Haute-Savoie : pourquoi est-il si difficile de faire construire sa maison ?
La construction de maisons individuelles en Haute-Savoie a du plomb dans l’aile. Ceux qui veulent se lancer dans un tel projet en 2024 devront s’accrocher. Tant sur le plan administratif que financier.
D’ailleurs, les Haut-Savoyards sont de plus en plus nombreux à jeter l’éponge. En 2023, le lancement de seulement 2 000 maisons a été effectué dans le département, et tout juste 2 300 permis de construire ont été acceptés à l’échelle du département, selon les derniers chiffres de l’Observatoire régional de la filière construction 1.
Des chiffres globalement en chute de 25 % par rapport à l’année 2022 qui accusait déjà une baisse d’environ 10 %. La production de maisons n’a jamais été aussi basse depuis 2009, juste après la crise des “subprimes” ².
La fin du rêve ?
Derrière ce marasme, plusieurs causes sont concomitantes. « La hausse des coûts des matériaux, les permis de construire trop souvent refusés, les plans locaux d’urbanisme (PLU) contraignants… Sans oublier la hausse des taux de crédit qui a fortement réduit les capacités financières des acquéreurs », liste, pêle-mêle, Nicolas Bonnet, directeur général du groupe Artis, constructeur de maisons individuelles, et président du Pôle Habitat de la Fédération française du bâtiment (FFB) des Savoie. « Tout s’abat en même temps sur le secteur de la construction de maisons. »
Un sentiment d’acharnement d’autant plus renforcé par le durcissement des normes environnementales appliquées à la construction.
Les nouvelles maisons doivent satisfaire aux ambitions de la réglementation environnementale RE2020, entrée en vigueur début 2022 : excellente isolation, recours à des matériaux bas carbone, système de chauffage performant… « Des ambitions tout à fait louables mais qui gonflent le prix de vente final d’une maison neuve », expose Jean-Luc Lachard, président régional du Pôle Habitat de la FFB. « Résultat, les ménages capables de s’offrir un pavillon ne sont plus très nombreux. »
Un terrain, mais à quel prix ?
Réaliser son rêve de maison individuelle semble de plus en plus réservé à quelques privilégiés.

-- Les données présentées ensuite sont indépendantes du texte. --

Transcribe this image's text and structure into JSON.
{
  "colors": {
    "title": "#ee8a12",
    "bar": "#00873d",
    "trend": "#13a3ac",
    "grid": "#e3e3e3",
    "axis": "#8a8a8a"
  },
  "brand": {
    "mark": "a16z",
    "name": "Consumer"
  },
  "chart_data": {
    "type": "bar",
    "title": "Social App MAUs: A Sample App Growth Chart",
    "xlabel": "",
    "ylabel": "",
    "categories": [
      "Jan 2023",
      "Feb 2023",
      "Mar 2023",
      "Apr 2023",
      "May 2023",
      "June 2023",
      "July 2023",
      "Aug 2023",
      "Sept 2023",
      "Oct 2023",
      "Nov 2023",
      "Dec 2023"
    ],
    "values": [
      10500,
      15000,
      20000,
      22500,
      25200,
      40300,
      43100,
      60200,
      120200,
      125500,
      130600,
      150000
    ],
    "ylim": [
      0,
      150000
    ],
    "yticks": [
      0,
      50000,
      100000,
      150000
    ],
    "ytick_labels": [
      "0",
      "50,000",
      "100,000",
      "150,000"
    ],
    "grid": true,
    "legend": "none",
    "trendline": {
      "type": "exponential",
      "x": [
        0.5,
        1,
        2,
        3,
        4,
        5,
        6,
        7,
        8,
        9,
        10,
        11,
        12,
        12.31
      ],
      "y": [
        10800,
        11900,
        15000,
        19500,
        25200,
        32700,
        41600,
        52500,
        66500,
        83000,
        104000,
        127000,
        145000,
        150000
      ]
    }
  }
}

En effet, si en France le coût de construction moyen d’une maison atteint aujourd’hui 192 000 €, il faut plutôt un budget autour de 280 000 € en Pays de Savoie, selon les professionnels de la construction présents sur le territoire.

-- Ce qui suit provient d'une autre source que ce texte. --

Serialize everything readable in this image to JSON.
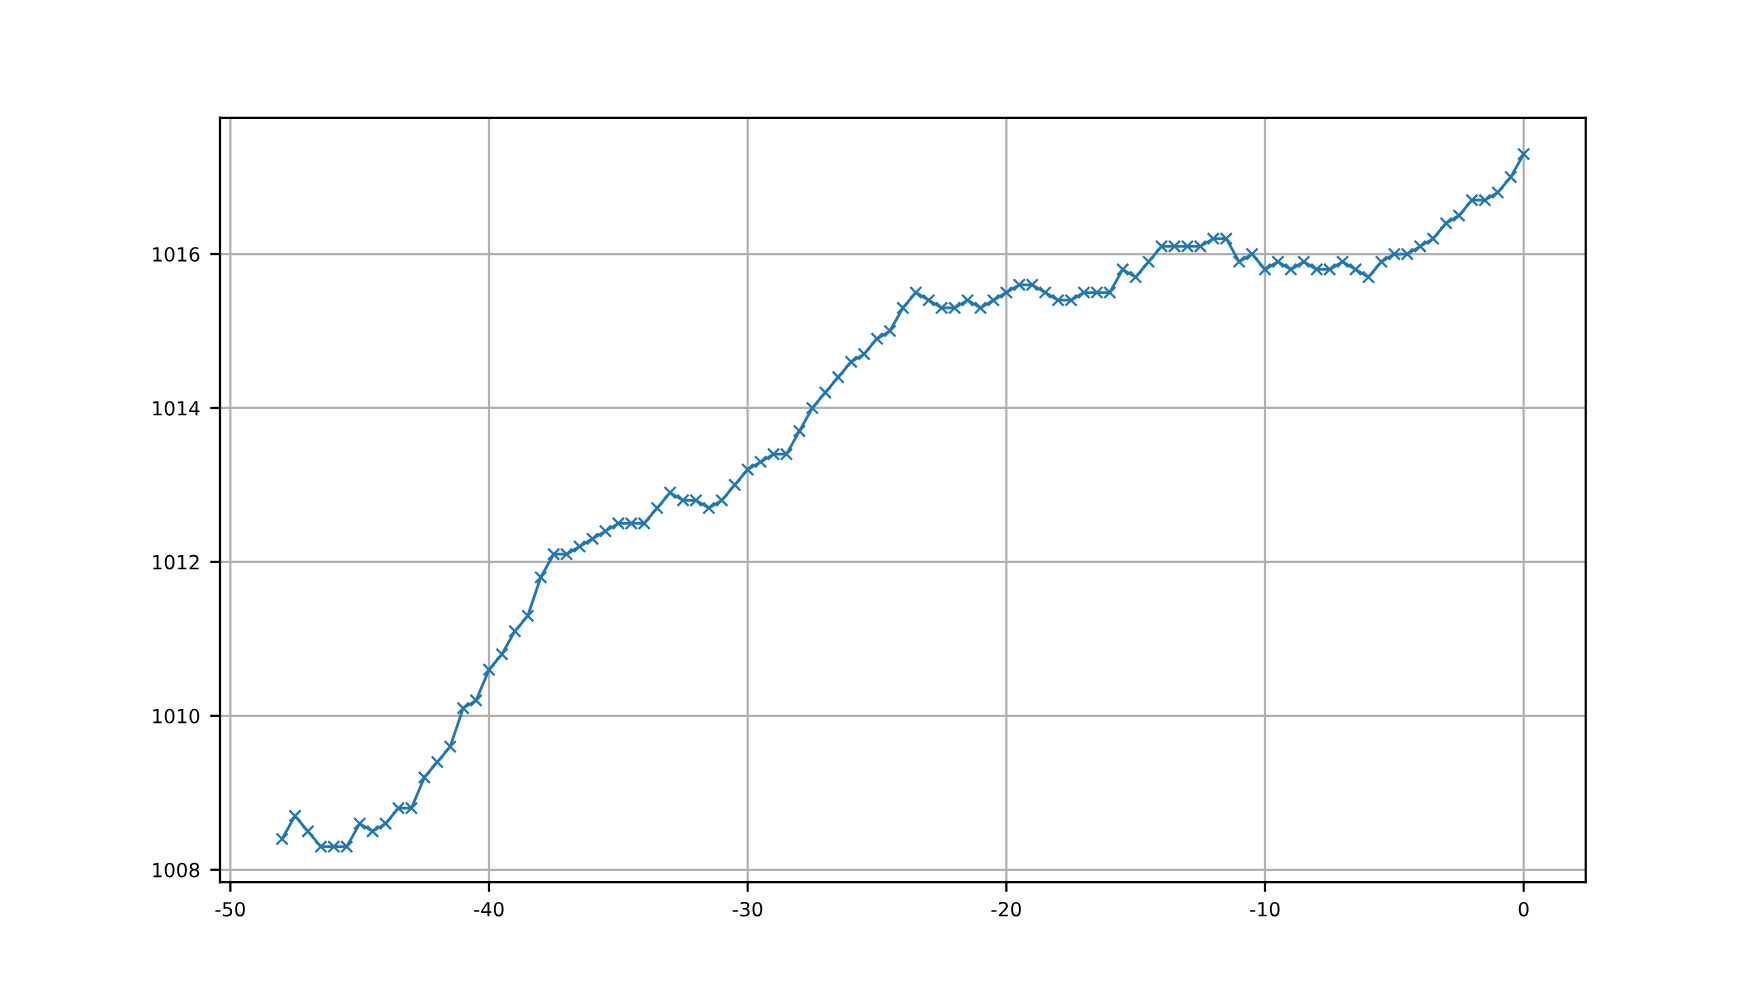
{
  "chart_data": {
    "type": "line",
    "x": [
      -48,
      -47.5,
      -47,
      -46.5,
      -46,
      -45.5,
      -45,
      -44.5,
      -44,
      -43.5,
      -43,
      -42.5,
      -42,
      -41.5,
      -41,
      -40.5,
      -40,
      -39.5,
      -39,
      -38.5,
      -38,
      -37.5,
      -37,
      -36.5,
      -36,
      -35.5,
      -35,
      -34.5,
      -34,
      -33.5,
      -33,
      -32.5,
      -32,
      -31.5,
      -31,
      -30.5,
      -30,
      -29.5,
      -29,
      -28.5,
      -28,
      -27.5,
      -27,
      -26.5,
      -26,
      -25.5,
      -25,
      -24.5,
      -24,
      -23.5,
      -23,
      -22.5,
      -22,
      -21.5,
      -21,
      -20.5,
      -20,
      -19.5,
      -19,
      -18.5,
      -18,
      -17.5,
      -17,
      -16.5,
      -16,
      -15.5,
      -15,
      -14.5,
      -14,
      -13.5,
      -13,
      -12.5,
      -12,
      -11.5,
      -11,
      -10.5,
      -10,
      -9.5,
      -9,
      -8.5,
      -8,
      -7.5,
      -7,
      -6.5,
      -6,
      -5.5,
      -5,
      -4.5,
      -4,
      -3.5,
      -3,
      -2.5,
      -2,
      -1.5,
      -1,
      -0.5,
      0
    ],
    "series": [
      {
        "color": "#1f77b4",
        "values": [
          1008.4,
          1008.7,
          1008.5,
          1008.3,
          1008.3,
          1008.3,
          1008.6,
          1008.5,
          1008.6,
          1008.8,
          1008.8,
          1009.2,
          1009.4,
          1009.6,
          1010.1,
          1010.2,
          1010.6,
          1010.8,
          1011.1,
          1011.3,
          1011.8,
          1012.1,
          1012.1,
          1012.2,
          1012.3,
          1012.4,
          1012.5,
          1012.5,
          1012.5,
          1012.7,
          1012.9,
          1012.8,
          1012.8,
          1012.7,
          1012.8,
          1013.0,
          1013.2,
          1013.3,
          1013.4,
          1013.4,
          1013.7,
          1014.0,
          1014.2,
          1014.4,
          1014.6,
          1014.7,
          1014.9,
          1015.0,
          1015.3,
          1015.5,
          1015.4,
          1015.3,
          1015.3,
          1015.4,
          1015.3,
          1015.4,
          1015.5,
          1015.6,
          1015.6,
          1015.5,
          1015.4,
          1015.4,
          1015.5,
          1015.5,
          1015.5,
          1015.8,
          1015.7,
          1015.9,
          1016.1,
          1016.1,
          1016.1,
          1016.1,
          1016.2,
          1016.2,
          1015.9,
          1016.0,
          1015.8,
          1015.9,
          1015.8,
          1015.9,
          1015.8,
          1015.8,
          1015.9,
          1015.8,
          1015.7,
          1015.9,
          1016.0,
          1016.0,
          1016.1,
          1016.2,
          1016.4,
          1016.5,
          1016.7,
          1016.7,
          1016.8,
          1017.0,
          1017.3
        ]
      }
    ],
    "xlim": [
      -50.4,
      2.4
    ],
    "ylim": [
      1007.84,
      1017.77
    ],
    "xticks": [
      -50,
      -40,
      -30,
      -20,
      -10,
      0
    ],
    "yticks": [
      1008,
      1010,
      1012,
      1014,
      1016
    ],
    "grid": true,
    "marker": "cross",
    "line_style": "solid"
  }
}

Et il faut encore poser cette maison sur un terrain. En Haute-Savoie, le budget médian, tous types de terrains confondus, atteint désormais 180 000 €, en hausse de 6 % sur un an.
Cette augmentation traduit, encore et toujours, la rareté des parcelles. D’ailleurs, les notaires font état de 1 120 terrains vendus en 2023 en Haute-Savoie, soit le plus bas niveau des 10 dernières années.
Pénurie dans les zones attractives
La pénurie est particulièrement marquée dans les zones les plus attractives du département. Le budget médian pour un terrain grimpe ainsi à 342 000 € autour du lac d’Annecy, 232 000 € dans le Genevois ou 288 000 € dans le secteur du Mont-Blanc.
« Et ce manque de foncier disponible va s’amplifier dans les années à venir, au regard des objectifs fixés par la loi Zéro artificialisation nette (Zan) », ajoute Nicolas Bonnet.
Accepter de s’éloigner
« Entre le début des recherches d’un terrain et la signature de la vente, il peut souvent s’écouler une année entière », prévient Maître Marie-Ange Bartoli-Crepin de la Chambre interdépartementale des notaires de la Savoie et de la Haute-Savoie.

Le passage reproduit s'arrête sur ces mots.